# LGB MTS 55016 controller using wireless question



## cenright (Dec 27, 2007)

I'm searching online but can't seem to figure out if I can use just one LGB 55056 wireless receiver to communicate with more than one LGB 55051 wireless transmitter equipped throttle? Or will I need one receiver for each transmitter?

I've found that you can use more than one wireless receiver to increase the range, but I'm not interested in doing that.

I have one 55056 and one 55051 right now.

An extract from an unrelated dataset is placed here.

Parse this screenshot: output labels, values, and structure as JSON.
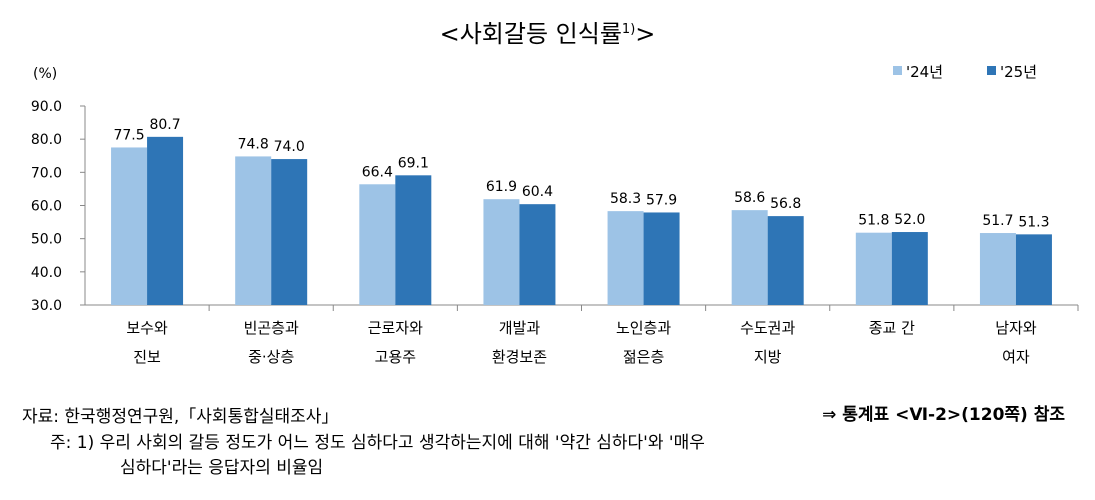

I have another throttle that would be nice if it was wireless as well, but wouldn't want to also have to pay for another receiver if I have to.

Thanks in advance.

Chris


----------



## Cougar Rock Rail (Jan 2, 2008)

Hi Chris, 

You can connect up to eight wireless remotes to the one wireless receiver according to the manual. 

If you're ever looking for LGB manuals, you can find them here, at Champex-Linden: 
http://www.champex-linden.de/cl_pi_lgb.htm#Anker1-0 
Or also in the download centre of the Massoth website. 

Keith


----------



## Dan Pierce (Jan 2, 2008)

LGB manual states only 3 receivers can be connected at once to a central station and all must have address of 2. 
To connect more you need an additional component and this info is in the 55055_55056 manual.


----------



## Greg Elmassian (Jan 3, 2008)

Dan, what does that limitation mean in terms of operation? 

Thanks, Greg


----------



## Dan Pierce (Jan 2, 2008)

The main limits of a good working MTS wireless is 50 feet of coverage, and by using multiple receivers, you can get better coverage by placing receivers about every 75 feet.

If you needed 200 feet of coverage, you would need more than 3 receivers and to do this the next 3 neet a separate connection to the command station.
LGB had a low current limit on command station attachments and needed buffers for additional components that were added on.

And another issue several of us have with MTS transmitters is they go 'bad' and the range is only 10 feet!! (3 of us have this issue).
To get this doubled to 20 feet, the receivers need to be placed on a metal pan such as a large aluminum pie plate. It works and I assume it is just creating a better ground reflection of the signal.


----------